Mr Anusorn believes the development of a new E&P facility in the OCA would take less time than the platform in Erawan, which was first explored some 40 years ago.

He said modern technology and updated geographical information about the OCA would facilitate the work of developers and operators. Gas pipelines and gas separation plants would also benefit production plans.

Praipol Koomsup, an economist at Thammasat University, also wants to see Thailand and Cambodia resume talks on the OCA so they can jointly benefit from new petroleum business.

He said the two countries could make a new gas discovery in the OCA, which sits on the same plateau as the Erawan and Bongkot gas fields, two of Thailand’s major sources of gas.

Thailand and Cambodia could use the Malaysia- Thailand Joint Development Area as a model, with the two countries sharing the gas supply, said Mr Praipol.

The Malaysia-Thailand Joint Development Area refers to an overlapping area of the continental shelf claimed by both Malaysia and Thailand.

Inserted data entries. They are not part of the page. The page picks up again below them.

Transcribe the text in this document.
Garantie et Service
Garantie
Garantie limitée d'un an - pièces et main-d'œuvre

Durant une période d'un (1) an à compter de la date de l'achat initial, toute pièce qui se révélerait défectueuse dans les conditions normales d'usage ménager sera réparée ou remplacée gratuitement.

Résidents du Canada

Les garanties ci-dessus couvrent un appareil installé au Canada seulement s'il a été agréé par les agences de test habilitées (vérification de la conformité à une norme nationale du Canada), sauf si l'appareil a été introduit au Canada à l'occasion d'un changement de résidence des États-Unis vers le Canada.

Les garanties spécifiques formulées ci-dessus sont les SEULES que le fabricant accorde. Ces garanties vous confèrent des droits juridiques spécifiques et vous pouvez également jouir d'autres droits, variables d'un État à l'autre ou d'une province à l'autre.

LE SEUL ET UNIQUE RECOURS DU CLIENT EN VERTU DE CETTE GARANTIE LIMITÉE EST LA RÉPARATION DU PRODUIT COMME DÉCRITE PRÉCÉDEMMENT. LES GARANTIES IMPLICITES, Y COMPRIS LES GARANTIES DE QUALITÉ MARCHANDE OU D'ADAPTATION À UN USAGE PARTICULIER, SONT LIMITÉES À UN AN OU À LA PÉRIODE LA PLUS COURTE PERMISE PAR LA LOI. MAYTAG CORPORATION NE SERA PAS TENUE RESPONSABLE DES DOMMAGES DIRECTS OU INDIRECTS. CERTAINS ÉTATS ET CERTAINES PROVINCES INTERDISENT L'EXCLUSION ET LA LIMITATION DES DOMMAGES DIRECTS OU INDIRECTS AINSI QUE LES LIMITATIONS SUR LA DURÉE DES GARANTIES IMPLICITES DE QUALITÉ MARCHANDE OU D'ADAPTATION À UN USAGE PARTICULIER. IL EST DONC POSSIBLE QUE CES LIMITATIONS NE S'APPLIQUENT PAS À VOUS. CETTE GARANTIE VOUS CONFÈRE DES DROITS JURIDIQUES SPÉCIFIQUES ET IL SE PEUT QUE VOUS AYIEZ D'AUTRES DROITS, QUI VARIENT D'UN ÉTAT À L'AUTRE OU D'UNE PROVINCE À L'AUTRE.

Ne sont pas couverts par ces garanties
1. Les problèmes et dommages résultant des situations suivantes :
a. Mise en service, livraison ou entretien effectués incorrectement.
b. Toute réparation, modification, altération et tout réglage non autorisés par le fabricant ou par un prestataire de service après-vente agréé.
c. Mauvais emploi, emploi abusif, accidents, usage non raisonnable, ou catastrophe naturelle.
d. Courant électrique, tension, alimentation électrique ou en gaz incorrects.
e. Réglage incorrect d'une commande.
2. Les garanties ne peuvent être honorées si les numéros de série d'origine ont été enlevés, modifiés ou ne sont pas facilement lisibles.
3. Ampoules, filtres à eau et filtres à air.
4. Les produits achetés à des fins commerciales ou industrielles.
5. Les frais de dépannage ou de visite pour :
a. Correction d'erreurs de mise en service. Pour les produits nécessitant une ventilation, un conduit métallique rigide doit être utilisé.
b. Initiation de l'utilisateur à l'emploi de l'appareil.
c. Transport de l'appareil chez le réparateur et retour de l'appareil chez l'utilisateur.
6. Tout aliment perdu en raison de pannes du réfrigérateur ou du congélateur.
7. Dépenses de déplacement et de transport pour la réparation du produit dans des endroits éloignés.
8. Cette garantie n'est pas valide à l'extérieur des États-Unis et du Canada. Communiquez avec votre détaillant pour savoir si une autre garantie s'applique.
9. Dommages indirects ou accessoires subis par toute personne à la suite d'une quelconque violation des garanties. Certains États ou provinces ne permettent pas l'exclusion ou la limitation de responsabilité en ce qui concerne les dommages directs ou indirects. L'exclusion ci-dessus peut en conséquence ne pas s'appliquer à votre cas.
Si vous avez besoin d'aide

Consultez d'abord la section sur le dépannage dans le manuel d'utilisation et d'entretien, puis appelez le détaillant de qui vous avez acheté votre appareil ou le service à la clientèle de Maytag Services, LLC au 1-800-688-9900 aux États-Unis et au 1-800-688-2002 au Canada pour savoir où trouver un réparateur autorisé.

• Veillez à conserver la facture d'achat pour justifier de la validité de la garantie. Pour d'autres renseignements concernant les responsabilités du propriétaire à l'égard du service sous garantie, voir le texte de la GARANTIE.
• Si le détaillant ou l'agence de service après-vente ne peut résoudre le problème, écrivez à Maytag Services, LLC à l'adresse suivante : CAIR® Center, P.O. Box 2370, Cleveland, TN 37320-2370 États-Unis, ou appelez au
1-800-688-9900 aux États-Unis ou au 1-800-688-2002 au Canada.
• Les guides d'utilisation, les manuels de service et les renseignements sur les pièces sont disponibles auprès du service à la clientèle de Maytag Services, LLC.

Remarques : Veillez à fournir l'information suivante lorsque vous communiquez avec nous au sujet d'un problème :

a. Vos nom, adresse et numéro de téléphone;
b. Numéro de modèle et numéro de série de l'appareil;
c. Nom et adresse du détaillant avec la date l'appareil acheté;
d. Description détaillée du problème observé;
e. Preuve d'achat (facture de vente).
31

The offshore area, spanning 7,250 square kilometres in the North Malay Basin in the lower part of the Gulf of Thailand, is rich with gas and has ample amounts of oil, according to geochemical studies.

Higher domestic gas supply would mean Thailand could depend less on LNG, eventually allowing for a cut of the power tariff, which is used to calculate electricity bills, reducing the financial burden on households and businesses, said Khomgrich Tantravanich, secretary-general of the Energy Regulatory Commission (ERC).

th04More gas production

Ongoing plans to increase gas production in the Gulf of Thailand are also important to help the country decrease LNG imports in the absence of OCA negotiation progress.

The Energy Ministry announced a need to raise production at the Erawan gas block in the Gulf of Thailand to 800 metric million standard cubic feet per day (MMSCFD) by 2024, up from around 200 MMSCFD.

PTT Exploration and Production Plc (PTTEP) assumed operatorship of the Erawan block in April, succeeding US-based Chevron, whose gas production concession expired.

The increased output matches PTTEP’s ambitions, which said earlier this year it intends to ramp up gas production at Erawan to 800 MMSCFD within 24 months.

The company faced a two-year delay on entering Erawan to prepare for gas production because of a legal dispute between Chevron and the Department of Mineral Fuels over which party would pay for the decommissioning of transferable assets.

The conflict, which was settled earlier this year, was attributed for a dip in gas production at the block.

As gas production preparations were delayed, PTTEP told the media in May it plans to increase gas production at Erawan to 376 MMSCFD.

PTTEP also operates the Bongkot gas block after winning an auction to renew its E&P rights. The company said it plans to increase gas production at Bongkot to 700 MMSCFD within 2023, up from 200 MMSCFD.

Costly power bills

Increasing the volume of gas from domestic sources as well as new gas production in the OCA should help to bring down costly electricity bills.

In August, the ERC approved an increase in the power tariff to a record high of 4.72 baht per kilowatt-hour. The new rate is scheduled to be used between September and December this year.

The power tariff, which includes the base tariff and fuel tariff, is used to calculate electricity bills. The base tariff refers to the cost of power plants and distribution systems, while the fuel tariff is mainly determined by fuel costs, which are increasing as the Russia-Ukraine war persists.

As Thailand imports more LNG, it cannot avoid the impact of this fuel cost on electricity generation.

According to the ERC, the proportion of gas coming from the Gulf of Thailand has fallen to 54% of the total, down from 64%, while imports of LNG have increased to 20%, up from 8%.

In August, the LNG price in the spot market was US$61 per British Thermal Unit (BTU), compared with $8-9 per BTU on average last year and just $2-3 per BTU in 2020.

The power tariff in Thailand is unlikely to fall below 4 baht per KWh in the next couple of years because LNG prices in the global market remain turbulent and the domestic gas supply will not increase significantly until 2024, according to Mr Khomgrich.